Electric Cars Could Drive West Midlands Property (But Not Very Far)
How quickly things change. Only a few weeks ago the UK car industry appeared to be on its knees, with Ford announcing plans to close their Bridgend plant, Honda pulling out of Swindon and JLR cutting 4,500 jobs worldwide, most in the UK.
Suddenly everything has changed as JLR announces plans to invest heavily in electric car production at Castle Bromwich. BMW are also investing in electric vehicles, backing the new electric Mini to be built in Oxford.
Does this mean the good times continue to roll for the West Midlands’ auto-related property sector?
It has been an awful few months for the UK auto sector, and it came after an even more awful 2018.
The Ford and Honda closures came as investment in the UK car sector plunged by 46.5% to £588.6M from £1.1B in 2017.
Data from the Society of Motor Manufacturers and Traders showed production fell 9.1% to 1.52 million vehicles, with output for the UK down 16.3%, and export production down 7.3%.
Against this background, the announcement that troubled JLR had not abandoned its Midlands base, but instead intended to invest in electric car production at Castle Bromwich, felt like doubly good news.
JLR said the decision will secure the jobs of 2,700 workers at the plant.
Exactly what it will do and when is not clear. JLR hasn't revealed when it will launch the battery version of the Jaguar XJ. This week's announcement of a £500M government loan to help develop technology adds to the sense that, despite the lack of detail, something serious is underway.
"There are a significant number of tier one, two and three suppliers to JLR in the region, so its business supports many others,” Cushman & Wakefield partner Simon Lloyd said. “There is great importance to JLR investing further in the region. It has already invested significant sums, which is reflected in the number of suppliers and the investments that they have made. It had been clear for some time that JLR needed to invest in this technology to remain competitive, and having a solution to that issue is very helpful for confidence.”
Lloyd is convinced new contracts from JLR means new buildings for developers to provide, but warns that the overall growth in the electric vehicle market must be supported by a significant improvement in the infrastructure, such as sufficient charging points, and power generation.
Lloyd's upbeat tone is widely shared, along with an undoubted sense of relief.
“JLR’s investment decision is a major vote of confidence in the region and the UK as a whole, as well as a commitment which will secure several thousands of jobs,” BNP Paribas Real Estate Head of Midlands Simon Robinson said.
Developers are already eyeing-up the potential. St Modwen worked with first tier automotive supplier Grupo Antolin to deliver a 113K SF unit to support their work providing interior trim systems and components to clients including JLR. St Modwen has established a dedicated team to work with the auto sector on more deals.
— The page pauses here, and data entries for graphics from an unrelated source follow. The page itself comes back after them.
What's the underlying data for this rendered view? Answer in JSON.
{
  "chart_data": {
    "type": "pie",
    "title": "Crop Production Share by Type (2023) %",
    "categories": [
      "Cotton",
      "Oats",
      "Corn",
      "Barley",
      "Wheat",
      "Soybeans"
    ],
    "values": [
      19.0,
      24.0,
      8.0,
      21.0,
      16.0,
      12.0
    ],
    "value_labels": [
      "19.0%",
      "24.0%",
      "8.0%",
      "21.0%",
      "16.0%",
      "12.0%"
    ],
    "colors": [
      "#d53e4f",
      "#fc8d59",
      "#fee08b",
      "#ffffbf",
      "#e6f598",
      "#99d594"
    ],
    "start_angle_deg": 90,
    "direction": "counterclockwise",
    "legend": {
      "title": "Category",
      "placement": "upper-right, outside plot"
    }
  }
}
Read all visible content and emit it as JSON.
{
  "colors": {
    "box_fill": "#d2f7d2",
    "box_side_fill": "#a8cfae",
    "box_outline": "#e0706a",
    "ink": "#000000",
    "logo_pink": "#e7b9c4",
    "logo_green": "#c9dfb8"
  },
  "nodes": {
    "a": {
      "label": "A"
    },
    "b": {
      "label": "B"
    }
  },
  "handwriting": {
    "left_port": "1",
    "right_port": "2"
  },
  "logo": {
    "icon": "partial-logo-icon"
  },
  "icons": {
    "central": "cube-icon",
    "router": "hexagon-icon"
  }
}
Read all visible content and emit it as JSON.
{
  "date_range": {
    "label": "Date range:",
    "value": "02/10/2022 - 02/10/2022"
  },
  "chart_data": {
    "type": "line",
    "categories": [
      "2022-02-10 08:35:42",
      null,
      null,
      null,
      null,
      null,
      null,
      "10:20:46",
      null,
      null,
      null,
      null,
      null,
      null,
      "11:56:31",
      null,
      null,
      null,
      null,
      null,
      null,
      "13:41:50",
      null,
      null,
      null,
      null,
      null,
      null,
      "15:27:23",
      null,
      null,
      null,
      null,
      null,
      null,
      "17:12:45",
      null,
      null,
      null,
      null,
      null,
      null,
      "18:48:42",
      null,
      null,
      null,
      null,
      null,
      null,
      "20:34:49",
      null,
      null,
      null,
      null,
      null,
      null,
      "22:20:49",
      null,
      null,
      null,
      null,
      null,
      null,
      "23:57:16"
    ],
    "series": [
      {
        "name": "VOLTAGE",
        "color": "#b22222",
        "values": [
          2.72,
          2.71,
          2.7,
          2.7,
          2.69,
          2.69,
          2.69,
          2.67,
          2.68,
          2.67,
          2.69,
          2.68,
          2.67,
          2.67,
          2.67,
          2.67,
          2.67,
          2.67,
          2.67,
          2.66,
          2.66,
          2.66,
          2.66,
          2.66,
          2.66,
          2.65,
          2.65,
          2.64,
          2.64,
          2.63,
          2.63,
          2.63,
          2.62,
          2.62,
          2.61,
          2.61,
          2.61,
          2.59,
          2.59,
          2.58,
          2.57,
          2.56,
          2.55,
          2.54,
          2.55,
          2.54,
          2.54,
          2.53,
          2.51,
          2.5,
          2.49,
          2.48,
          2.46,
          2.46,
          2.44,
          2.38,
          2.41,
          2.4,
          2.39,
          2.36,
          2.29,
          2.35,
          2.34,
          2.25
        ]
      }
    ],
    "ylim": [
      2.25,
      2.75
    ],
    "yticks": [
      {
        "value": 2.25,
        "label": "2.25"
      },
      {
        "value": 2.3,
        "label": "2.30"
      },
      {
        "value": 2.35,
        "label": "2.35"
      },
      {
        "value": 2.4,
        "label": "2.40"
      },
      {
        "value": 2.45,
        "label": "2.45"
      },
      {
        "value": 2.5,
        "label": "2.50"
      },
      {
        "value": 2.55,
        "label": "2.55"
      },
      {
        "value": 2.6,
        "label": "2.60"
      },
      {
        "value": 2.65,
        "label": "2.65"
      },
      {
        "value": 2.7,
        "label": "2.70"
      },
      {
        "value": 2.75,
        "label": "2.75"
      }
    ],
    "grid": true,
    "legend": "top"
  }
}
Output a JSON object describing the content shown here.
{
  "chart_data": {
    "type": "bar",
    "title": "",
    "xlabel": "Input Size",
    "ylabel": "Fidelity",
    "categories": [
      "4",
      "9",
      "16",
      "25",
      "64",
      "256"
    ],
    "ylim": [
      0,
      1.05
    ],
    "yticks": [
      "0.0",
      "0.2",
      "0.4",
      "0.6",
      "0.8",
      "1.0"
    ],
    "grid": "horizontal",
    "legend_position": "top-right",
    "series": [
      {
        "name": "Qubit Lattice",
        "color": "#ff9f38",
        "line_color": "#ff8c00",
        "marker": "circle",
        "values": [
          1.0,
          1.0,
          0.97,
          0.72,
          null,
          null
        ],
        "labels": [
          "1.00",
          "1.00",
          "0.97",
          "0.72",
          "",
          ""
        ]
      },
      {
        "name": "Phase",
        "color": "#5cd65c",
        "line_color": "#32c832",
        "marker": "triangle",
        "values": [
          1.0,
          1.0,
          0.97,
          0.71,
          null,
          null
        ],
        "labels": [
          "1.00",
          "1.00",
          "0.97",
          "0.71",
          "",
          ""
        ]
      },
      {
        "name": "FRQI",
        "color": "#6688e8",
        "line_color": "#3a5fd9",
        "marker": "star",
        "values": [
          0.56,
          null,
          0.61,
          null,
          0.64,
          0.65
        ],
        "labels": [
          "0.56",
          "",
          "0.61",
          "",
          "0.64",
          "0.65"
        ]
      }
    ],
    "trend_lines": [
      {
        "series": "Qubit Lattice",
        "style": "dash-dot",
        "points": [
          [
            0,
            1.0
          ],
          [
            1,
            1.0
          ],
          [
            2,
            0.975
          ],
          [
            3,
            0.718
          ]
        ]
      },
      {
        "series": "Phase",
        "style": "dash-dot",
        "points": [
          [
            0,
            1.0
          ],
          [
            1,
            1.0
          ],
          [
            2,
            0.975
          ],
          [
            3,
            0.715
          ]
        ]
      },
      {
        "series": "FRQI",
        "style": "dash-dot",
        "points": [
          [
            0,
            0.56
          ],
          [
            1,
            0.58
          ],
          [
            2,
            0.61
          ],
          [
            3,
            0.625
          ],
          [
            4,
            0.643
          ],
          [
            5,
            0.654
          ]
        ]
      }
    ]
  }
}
“Whilst it may take some time for the benefits to be felt by the property industry, there will be a positive knock-on effect with the car giant’s suppliers needing to be able to upscale in order to manufacture and deliver parts, carry out research and development, store and transport vehicles.
“We recently established a dedicated industrial and logistics business unit in recognition of the opportunity UK-wide, but the Midlands is a brilliant example of how a particular sector can drive forward growth.”
“We are fielding some demand from the electric vehicle sector, some component makers, but it's mostly manufacturers like JLR who took a 400K SF Prologis unit earlier this year for battery assembly,” Avison Young principal David Wilmer said.
“We’ve not yet seen much activity from suppliers, although there are a couple of requirements and some more floating around of about 100K SF each. So substantial enquiries, just not many of them.
“JLR’s moves, combined with BWM’s investment in electric Minis at Oxford, will be significant, but we need to watch how much is manufactured overseas. We also need to be careful not to assume this means a massive long-term increase in demand. I guess many component makers will just reconfigure their floorspace to suit electrical vehicles, and there may be no net increase in floorspace overall.”
Electric car production will not begin in earnest until (perhaps) the middle of the next decade. But with car makers now tooling up, the pace of change is sure to quicken. And with it a new, more sustainable, if not necessarily much larger, auto-sector property market.